The list grows apace -- indeed, says Mattick, recent evidence suggests mRNAs from active genes are probably in the minority in cells. The current roll-call of regulatory RNAs is almost certainly just the tip of the iceberg.

It includes more than 1000 micro-RNAs cleaved from the cell's own homespun hairpin RNAs, small RNAs of non-hairpin origin, endogenous short interfering RNAs (siRNAs), small double-stranded RNAs (dsRNAs) and small nucleolar RNAs (snoRNAs), that appear to work exclusively in the nucleus.

Meanwhile, the RNAi genomics Big Bang has spawned a universe of possibilities in basic and applied research. Gene-knockdown by short interfering RNAi (siRNA) and DNA-directed (ddRNAi) technology is now routine in bioscience and medical research laboratories across Australia, and around the world.
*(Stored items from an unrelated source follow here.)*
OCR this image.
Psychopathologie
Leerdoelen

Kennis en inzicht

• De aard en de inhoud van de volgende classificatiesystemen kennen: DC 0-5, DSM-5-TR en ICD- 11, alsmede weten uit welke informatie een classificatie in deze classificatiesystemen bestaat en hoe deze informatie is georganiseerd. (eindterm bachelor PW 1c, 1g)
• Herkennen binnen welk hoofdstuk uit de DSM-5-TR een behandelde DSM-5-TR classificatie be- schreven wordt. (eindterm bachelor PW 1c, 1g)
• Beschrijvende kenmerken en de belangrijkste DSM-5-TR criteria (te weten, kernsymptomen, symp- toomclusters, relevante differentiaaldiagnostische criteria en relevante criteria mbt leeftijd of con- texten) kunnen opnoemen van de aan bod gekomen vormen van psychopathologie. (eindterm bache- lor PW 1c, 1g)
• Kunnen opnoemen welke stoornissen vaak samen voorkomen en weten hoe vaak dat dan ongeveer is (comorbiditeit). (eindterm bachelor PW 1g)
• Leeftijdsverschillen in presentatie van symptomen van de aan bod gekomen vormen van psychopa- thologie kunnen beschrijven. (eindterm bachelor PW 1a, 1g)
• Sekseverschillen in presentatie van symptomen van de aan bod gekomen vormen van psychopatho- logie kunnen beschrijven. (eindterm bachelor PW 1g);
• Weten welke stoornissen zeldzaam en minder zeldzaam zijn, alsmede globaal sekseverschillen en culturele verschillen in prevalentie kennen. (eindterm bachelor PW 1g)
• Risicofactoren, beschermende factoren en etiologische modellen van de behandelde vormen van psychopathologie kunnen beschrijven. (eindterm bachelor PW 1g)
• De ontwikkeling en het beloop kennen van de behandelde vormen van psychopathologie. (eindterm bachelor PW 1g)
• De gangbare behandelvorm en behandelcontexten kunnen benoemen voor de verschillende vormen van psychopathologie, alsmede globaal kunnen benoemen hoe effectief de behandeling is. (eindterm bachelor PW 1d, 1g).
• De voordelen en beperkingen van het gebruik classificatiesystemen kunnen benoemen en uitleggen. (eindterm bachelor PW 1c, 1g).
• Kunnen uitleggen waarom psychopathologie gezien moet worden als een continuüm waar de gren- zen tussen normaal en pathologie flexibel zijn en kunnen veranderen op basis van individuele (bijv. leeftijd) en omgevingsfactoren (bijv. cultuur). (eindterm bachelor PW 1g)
Determining gene function could hardly be simpler. Sift your cells for messenger RNAs, convert them to cDNAs, and plug into an off-the-shelf cassette like CSIRO's Hellsgate vector, which automatically generate transgenes for 'hairpin' dsRNA-knockdown molecules.

Transform your plant or animals cells with the vector and wait for their resident 'elves' -- RNA-induced silencing complexes (RISCs) - to cleave the hairpin molecule into small (20- to 23-meric) targeting templates. The RISCS are now armed for their high-precision search-and-destroy missions against the mRNAs of the originating genes.

CSIRO recently applied to the Office of the Gene Technology Regulator to field-trial hundreds of RNAi-knockdown rice lines on land near Wagga. Plant Industry researchers created the lines as part of the division's contribution to the international 'Green Machine' project to investigate gene function in rice.

Currently RNAi works beautifully in invertebrates, less so in plants and animals. But its relative inefficiency in plants and animals is not necessarily a problem. "In most cases, just knocking down the gene produces positive functional effects," Mattick says.

"But a negative result is harder to interpret. Sometimes, a fraction of normal gene activity is still enough to give a wild-type phenotype.

"Most researchers experiment with more than one RNAi construct. It's not easy to predict which ones will work.

"But the really big advantage of RNAi is high throughput. It allows you to run hundreds or thousands of experiments at a time, or to easily make constructs to knock down your favourite protein-coding or non-coding sequences.

"When DNA sequencing was first introduced, the doomsayers said it wasn't perfect because replication errors occurred -- although far fewer than with protein sequencing. But if gene-sequencing errors occur at a rate of only one in 10,000 to 100,000, you don't need perfection.

"If RNAi can be made more efficient, great. If it can't, it's still a great research tool."